Prabuguru Darmasiksa
pertama kali memerintah di Saunggalah I (persisnya di desa Ciherang, Kadugede,
Kab. Kuningan), kemudian memindahkan ke Saunggalah 2, (Mangunreja,
Tasikmalaya), selanjutnya menjadi raja Di Pakuan Pajajaran. Menurut teks Bujangga Manik (akhir abad ke- 15 atau
awal abad ke-16), lokasi lahan tersebut terletak di daerah Tasik Selatan
sebelah barat, bahkan kerajaan ini mampu mempertahankan kehadirannya setelah
Pajajaran dan Galuh runtuh. Pada abad ke-18 nama kerajaan tersebut masih ada,
namun setingkat kabupaten, dengan nama Kabupaten Galunggung, berpusat di
Singaparna. Mungkin sebab inilah penduduk Kampung Naga Salawu di Tasik enggan
menyebut Singaparna, tetap menyebut Galunggung untuk wilayah Singaparna.
Kemudian Darmasiksa
diangkat menjadi Raja Sunda di Pakuan), sedangkan Saunggalah diserahkan kepada
putranya, yakni Ragasuci alias Sang Lumahing Taman.
“Kesadaran
Sejarah” Berbeda
dengan Carita
Parahyangan yang jelas menceritakan perjalanan pemerintahan raja-raja kuno
di Jawa Barat, Amanat
Galunggung ini membeberkan ajaran moral dan aturan sosial yang harus
dipatuhi oleh urang Sunda.
Namun, dalam naskah Amanat Galunggung ini terdapat baris-baris kalimat yang
menyatakan pentingnya masa lalu sebagai “tunggak”
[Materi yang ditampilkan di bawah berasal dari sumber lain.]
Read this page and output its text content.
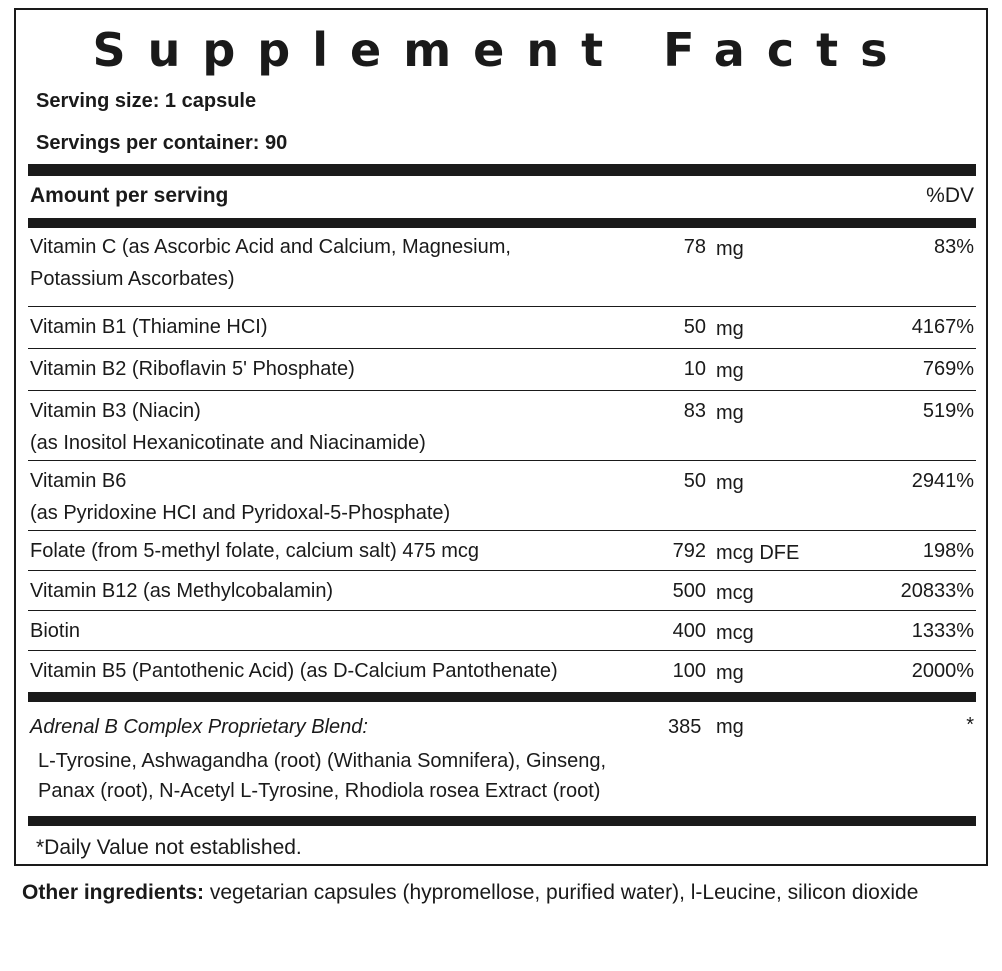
Supplement Facts
Serving size: 1 capsule
Servings per container: 90
Amount per serving	%DV
Vitamin C (as Ascorbic Acid and Calcium, Magnesium,
Potassium Ascorbates)
78 mg	83%
Vitamin B1 (Thiamine HCI)	50 mg	4167%
Vitamin B2 (Riboflavin 5' Phosphate)	10 mg	769%
Vitamin B3 (Niacin)
(as Inositol Hexanicotinate and Niacinamide)
83 mg	519%
Vitamin B6
(as Pyridoxine HCI and Pyridoxal-5-Phosphate)
50 mg	2941%
Folate (from 5-methyl folate, calcium salt) 475 mcg	792 mcg DFE	198%
Vitamin B12 (as Methylcobalamin)	500 mcg	20833%
Biotin	400 mcg	1333%
Vitamin B5 (Pantothenic Acid) (as D-Calcium Pantothenate)	100 mg	2000%
Adrenal B Complex Proprietary Blend:
L-Tyrosine, Ashwagandha (root) (Withania Somnifera), Ginseng,
Panax (root), N-Acetyl L-Tyrosine, Rhodiola rosea Extract (root)
385 mg	*
*Daily Value not established.
Other ingredients: vegetarian capsules (hypromellose, purified water), l-Leucine, silicon dioxide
(tonggak) atau “tunggul” untuk
masa berikutnya, maka dari itu seyogyanya generasi kini harus tetap menghormati
nilai-nilai yang diwarisi generasi sebelumnya.
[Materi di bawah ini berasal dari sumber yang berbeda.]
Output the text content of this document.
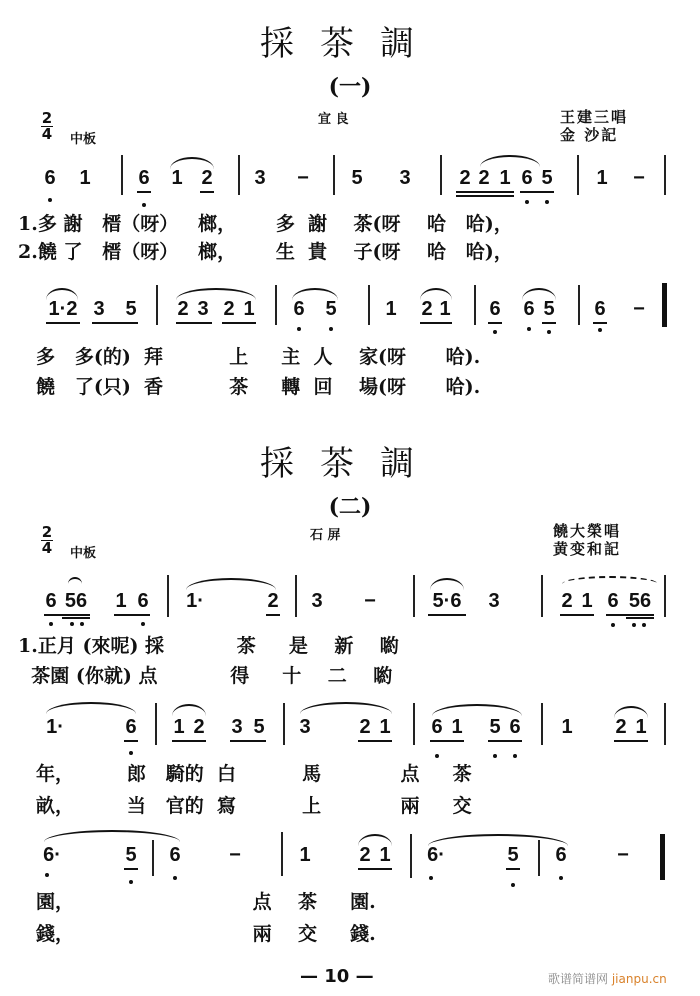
採茶調
(一)
2
4 中板
宜 良	王建三唱
金 沙記
6 1 6 1 2 3 − 5 3 2 2 1 6 5 1 −
1.多 謝   榗（呀）   榔，      多  謝    茶(呀    哈   哈)，
2.饒 了   榗（呀）   榔，      生  貴    子(呀    哈   哈)，
1·2 3 5 2 3 2 1 6 5 1 2 1 6 6 5 6 −
多   多(的)  拜          上     主  人    家(呀      哈).
饒   了(只)  香          茶     轉  回    場(呀      哈).
採茶調
(二)
2
4 中板
石 屏	饒大榮唱
黄变和記
6 56 1 6 1·	2 3 −	5·6 3	2 1 6 56
1.正月 (來呢) 採           茶     是    新    喲
茶園 (你就) 点           得     十    二    喲
1·	6 1 2 3 5 3 2 1 6 1 5 6 1 2 1
年，        郎   騎的  白          馬            点     茶
畝，        当   官的  寫          上            兩     交
6·	5 6 −	1 2 1 6·	5 6	−
園，                           点    茶     園.
錢，                           兩    交     錢.
— 10 —	歌谱简谱网 jianpu.cn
Berikut petikan dan terjemaahannya:
Hana nguni hana mangke
tan hana nguni tan hana mangke
aya ma beuheula aya tu ayeuna
hanteu ma beuheula hanteu tu ayeuna
hana tunggak hana watang
tan hana tunggak tan hana watang
hana ma tunggulna aya tu catangna
(Ada dahulu ada
sekarang
bila tidak ada dahulu tidak akan ada sekarang
karena ada masa silam maka ada masa kini
bila tidak ada masa silam tidak akan ada masa kini
ada tonggak tentu ada batang
bila tidak ada tonggak tidak akan ada batang
bila ada tunggulnya tentu ada catangnya)
Bagi masyarakat Sunda
Kuno juga Jawa dan etnis-etnis lain di Indonesia, terutama pada masa klasik
(Hindu-Buddha) “kesadaran sejarah” bukanlah kesadaran seseorang atau pun
sekelompok orang terhadap peristiwa-peristiwa masa lalu di mana
peristiwa-peristiwa tersebut harus ditentukan kebenarannya (secara ilmiah),
melainkan kesadaran generasi mendatang terhadap nilai-nilai yang pernah
ditanamkan oleh generasi sebelumnya. Hampir tak pernah ditemukan sebuah kronik
sejarah kecuali Nagarakretagama karya Prapanca dalam bentuk
pustaka di Indonesia yang memang bertujuan untuk mencatat peristiwa-persitiwa
penting pada masanya beserta pencantuman tarikh-tarikhnya. Di Jawa Barat
sendrir, kecuali Fragmen Carita Parahyangan dan Carita
Parahyangan, naskah-naskah Sunda Kuno yang dihasilkan pada abad-abad ke-15
dan ke-16 hampir semua merupakan teks religius, pedoman moral, atau sejenis
“sastra-jurnal” seperti Bujangga Manik. Memang dalam naskah-naskah
pedoman moral itu dapat diketahui sejumlah aspek kehidupan
sosial-ekonomi-budaya yang dapat dijadikan acuan sebagai “informasi sejarah”,
namun hampir tak ada catatan-catatan mengenani peristiwa politik yang akan
memuaskan para peniliti sejarah, kecuali peneliti filologi dan arkeologi.